Shovels the name Dick shovel, private eye. I picked up my ticket right after I was mustered out. Much to the consternation of Detective Sargent Harley, who would rather see me in the can, not out on the streets. As a consequence, he has been after my ticket for the last two years. Our troubles started right after I got out, I kicked the shit out of his 4F son and two of his friends in a bar fight.
I was sitting at my desk cleaning my heater, a beautiful 1911 I had carried through half the Islands in the pacific. I devoted loving attention to the marvelous John Moses Browning invention. I heard someone enter the outer office, then my girl Friday (everyone has to have one) Eve announced A Mrs. Evans.
Mrs. Evans (if that was her name) was one classy dame. She reeked of money but, moreover, she had red full pouty lips, legs all the way up to her ass. And deep penetrating blue eyes that held me transfixed.
It wasn't easy holding a conversation with her, as I couldn't take my eyes off her well-turned calves.
"What can I do for you, doll?"
"First, you can refer to me as Mrs. Evans."
"Sure, doll, I'll take it under advisement; meanwhile, what can I do for you?"
"I don't think I like you, Mr. Shovel."
"That's beside the point; what can I do for you, ahem, Mrs. Evans?"
"My husband is missing; I think he is in hiding; some very bad men are looking for him. They say he has something that is theirs."
"Wouldn't be a little black falcon, would it?" I replied, cracking wise.

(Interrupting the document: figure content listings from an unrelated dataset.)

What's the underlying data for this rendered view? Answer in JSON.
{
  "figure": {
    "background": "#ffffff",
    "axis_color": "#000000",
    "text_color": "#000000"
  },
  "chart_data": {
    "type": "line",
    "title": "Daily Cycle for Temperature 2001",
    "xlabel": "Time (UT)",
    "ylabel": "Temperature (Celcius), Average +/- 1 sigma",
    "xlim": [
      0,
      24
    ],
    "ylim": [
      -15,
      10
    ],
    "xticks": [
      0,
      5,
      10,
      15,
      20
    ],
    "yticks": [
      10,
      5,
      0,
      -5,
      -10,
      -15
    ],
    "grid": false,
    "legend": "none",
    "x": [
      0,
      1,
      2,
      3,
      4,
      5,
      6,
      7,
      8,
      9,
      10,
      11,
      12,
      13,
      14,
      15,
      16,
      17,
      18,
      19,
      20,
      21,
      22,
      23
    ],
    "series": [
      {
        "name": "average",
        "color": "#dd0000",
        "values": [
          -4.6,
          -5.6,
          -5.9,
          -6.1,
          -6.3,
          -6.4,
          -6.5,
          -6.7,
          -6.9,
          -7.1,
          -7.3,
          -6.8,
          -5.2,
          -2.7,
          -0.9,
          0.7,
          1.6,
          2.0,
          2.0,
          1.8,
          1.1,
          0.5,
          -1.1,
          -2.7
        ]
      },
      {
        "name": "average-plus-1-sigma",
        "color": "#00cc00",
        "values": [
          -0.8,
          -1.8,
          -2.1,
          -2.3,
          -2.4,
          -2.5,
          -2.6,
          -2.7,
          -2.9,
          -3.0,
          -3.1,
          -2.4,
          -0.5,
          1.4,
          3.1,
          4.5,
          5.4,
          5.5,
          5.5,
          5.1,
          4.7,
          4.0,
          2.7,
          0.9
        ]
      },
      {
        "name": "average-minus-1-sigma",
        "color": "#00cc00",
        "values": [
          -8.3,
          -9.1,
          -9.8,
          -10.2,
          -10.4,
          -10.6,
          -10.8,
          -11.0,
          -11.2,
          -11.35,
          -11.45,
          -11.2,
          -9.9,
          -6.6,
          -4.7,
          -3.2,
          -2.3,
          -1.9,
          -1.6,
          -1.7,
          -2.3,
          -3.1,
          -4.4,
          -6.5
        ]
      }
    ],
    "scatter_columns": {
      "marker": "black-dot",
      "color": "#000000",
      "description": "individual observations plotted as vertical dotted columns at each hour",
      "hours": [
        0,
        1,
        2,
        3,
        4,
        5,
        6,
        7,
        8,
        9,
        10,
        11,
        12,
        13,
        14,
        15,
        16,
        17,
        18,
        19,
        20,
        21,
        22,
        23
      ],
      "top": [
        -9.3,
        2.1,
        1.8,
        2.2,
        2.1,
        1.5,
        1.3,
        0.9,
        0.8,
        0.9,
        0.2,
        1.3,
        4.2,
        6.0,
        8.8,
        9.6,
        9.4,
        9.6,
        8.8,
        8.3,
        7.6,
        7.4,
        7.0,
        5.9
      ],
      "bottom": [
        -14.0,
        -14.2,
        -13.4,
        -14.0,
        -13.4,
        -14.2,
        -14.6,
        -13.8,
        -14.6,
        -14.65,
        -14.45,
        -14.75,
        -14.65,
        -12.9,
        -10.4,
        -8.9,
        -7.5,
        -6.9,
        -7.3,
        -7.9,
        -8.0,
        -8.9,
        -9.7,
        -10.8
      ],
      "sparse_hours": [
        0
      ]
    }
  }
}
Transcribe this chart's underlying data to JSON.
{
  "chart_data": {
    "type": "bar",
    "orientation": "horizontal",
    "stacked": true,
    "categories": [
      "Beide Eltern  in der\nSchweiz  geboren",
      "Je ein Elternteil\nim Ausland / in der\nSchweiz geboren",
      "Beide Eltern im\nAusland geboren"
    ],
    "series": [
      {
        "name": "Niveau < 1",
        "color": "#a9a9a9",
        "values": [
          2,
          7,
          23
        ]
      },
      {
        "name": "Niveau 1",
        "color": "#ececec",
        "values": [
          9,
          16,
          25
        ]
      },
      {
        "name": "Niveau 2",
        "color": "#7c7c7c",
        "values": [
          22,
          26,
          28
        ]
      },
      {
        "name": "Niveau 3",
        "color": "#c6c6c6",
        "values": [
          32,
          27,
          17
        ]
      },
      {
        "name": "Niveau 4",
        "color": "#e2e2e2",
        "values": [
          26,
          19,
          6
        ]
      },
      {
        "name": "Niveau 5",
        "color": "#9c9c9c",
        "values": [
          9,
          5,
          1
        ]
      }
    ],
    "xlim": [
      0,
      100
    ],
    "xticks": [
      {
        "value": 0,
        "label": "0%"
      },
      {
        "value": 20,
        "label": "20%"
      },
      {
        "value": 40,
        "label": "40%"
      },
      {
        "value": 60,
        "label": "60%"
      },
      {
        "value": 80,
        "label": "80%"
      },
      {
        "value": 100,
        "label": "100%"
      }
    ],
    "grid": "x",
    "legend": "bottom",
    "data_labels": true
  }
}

She got up to leave; I managed to charm her and get her calmed down. Then we got down to work. You know, when where, how who. I got names, addresses, contacts, potential enemies, and a good description of two goons that came to visit her.
Not much to go on, but one of the goon's descriptions rang a bell. So, I called my favorite flatfoot, my brother-in-law Sgt Jamison at gang division. He gave me a lead on the punk, and I headed off to meet and greet.
Lefty Sullivan had been in the rackets for a long time; he mainly served as muscle. So, I tried the subtle approach.
"Hey, Lefty, who are you working for these days?"
"Fuck off, gumshoe."
I stroked him across the nose with the piece I had just cleaned, which pissed me off. He didn't even see it coming, and the contact felt pretty good. Then, he dropped to the deck and acted like he was having trouble breathing.
"Want to change your answer, Lefty?"
"Big Al, you son of a bitch, you busted my nose."
"What does Big Al want with him, don't make me ask again."
"Ok, ok, don't hit me again. He lifted the Smithworty necklace from Fingers Flannery.
It turns out Fingers was hit by a car after putting the touch on the Smithworty necklace. Fingers was one of the best cat burglars in the business. This Evans jerk was at the scene and helped himself to the necklace. The necklace was worth 75 g's.
I went to the diner across from the accident scene; I sat for a cup of joe and some conversation.
"What will you have, big boy? This gorgeous waitress asked me.
"Give me a cup, and what time do you get off?"
"Well, my shift is up at 10, and hopefully, I will get off shortly after if you up for it, big boy."
Well, there was a challenge on the table, and I had to take care of it before I could move on with the case.
The next morning I felt great; a fresh tube cleaning, I was ready to go.